On this extra leap year day February Art presents not one but two-by-two masterpieces painted side-by-side by two Impressionist pioneers. Claude Monet and Pierre-Auguste Renoir took different paths to revolution: Renoir began in trade as a porcelain painter, and compared his progress to a bobbing cork – his son the filmmaker Jean Renoir said it was more like the unerring instinct of a migrating bird. Monet’s determination and lack of parental support led him to seek out landscape artists outside the academy like Eugène Boudin and Johan Jongkind who could help him. On meeting at Charles Gleyre’s Paris studio with Alfred Sisley, Frédéric Bazille and others, the two painters quickly became friends, whose mutual influence pushed each other to experimentation.
Setting up easels in 1869 at La Grenouillère, a fashionable boating and bathing spot outside Paris (full of ‘the world’s froth’ said Maupassant), they took on the challenge of recording the shape and movement of people and water, something they solved through rapid notation on white-primed canvases, tubes of paint encouraging bold even unmixed colours, exerted in visible brush strokes and kinetic energy.
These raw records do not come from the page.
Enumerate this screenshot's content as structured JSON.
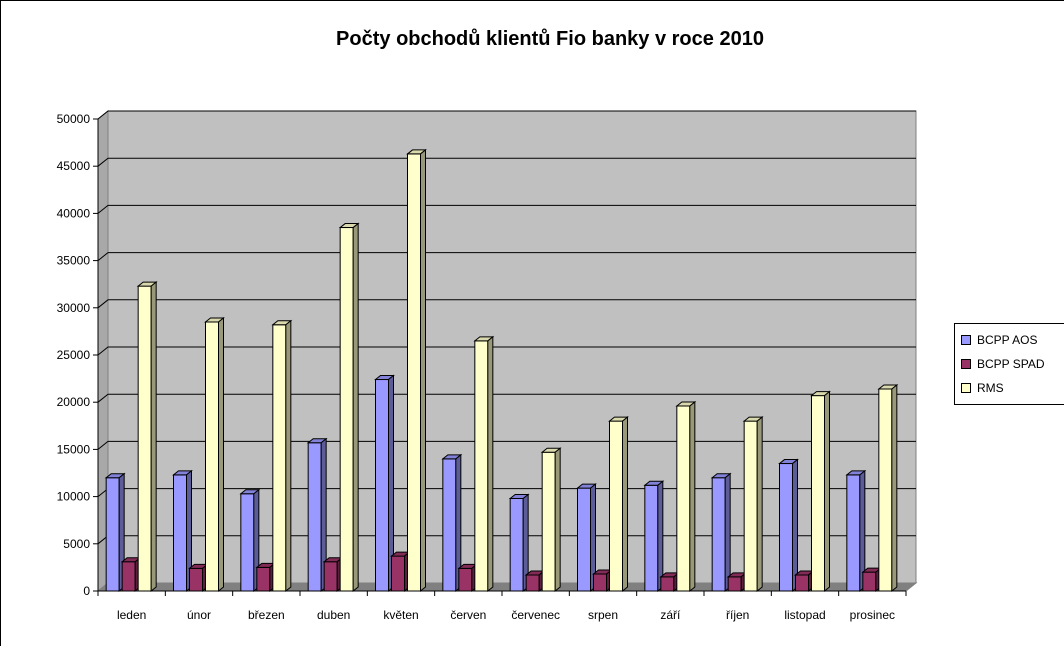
{
  "chart_data": {
    "type": "bar",
    "title": "Počty obchodů klientů Fio banky v roce 2010",
    "xlabel": "",
    "ylabel": "",
    "ylim": [
      0,
      50000
    ],
    "yticks": [
      0,
      5000,
      10000,
      15000,
      20000,
      25000,
      30000,
      35000,
      40000,
      45000,
      50000
    ],
    "grid": true,
    "legend_position": "right",
    "categories": [
      "leden",
      "únor",
      "březen",
      "duben",
      "květen",
      "červen",
      "červenec",
      "srpen",
      "září",
      "říjen",
      "listopad",
      "prosinec"
    ],
    "series": [
      {
        "name": "BCPP AOS",
        "color": "#9999ff",
        "values": [
          12000,
          12300,
          10300,
          15700,
          22400,
          14000,
          9800,
          10900,
          11200,
          12000,
          13500,
          12300
        ]
      },
      {
        "name": "BCPP SPAD",
        "color": "#993366",
        "values": [
          3100,
          2400,
          2500,
          3100,
          3700,
          2400,
          1700,
          1800,
          1500,
          1500,
          1700,
          2000
        ]
      },
      {
        "name": "RMS",
        "color": "#ffffcc",
        "values": [
          32300,
          28500,
          28200,
          38500,
          46300,
          26500,
          14700,
          18000,
          19600,
          18000,
          20700,
          21400
        ]
      }
    ]
  },
  "colors": {
    "plot_wall": "#c0c0c0",
    "floor": "#808080",
    "grid": "#000000"
  }
}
The results are so similar yet so different: Renoir drawn to details of people and their postures, sketching clusters of figures in conversation with the swift delicate marks he learnt from porcelain; Monet more interested in colour theory and patches of light, as witness the silhouetted negative space between bathers or deliberate complementary colour juxtapositions (orange and blue, red and green) in the foreground boats.
Whichever you like best, their experiments didn’t stop there: Renoir, in place all summer, joined his friend on more paired canvases from the same spot, looking a few degrees west for fabulous colour compositions that make you want to plunge in the water.
150 years after the group’s first exhibition (called impressionist after a reviewer’s insult), nearly 155 years from that late summer at La Grenouillère, the world is still coming to terms with this sudden new way of seeing.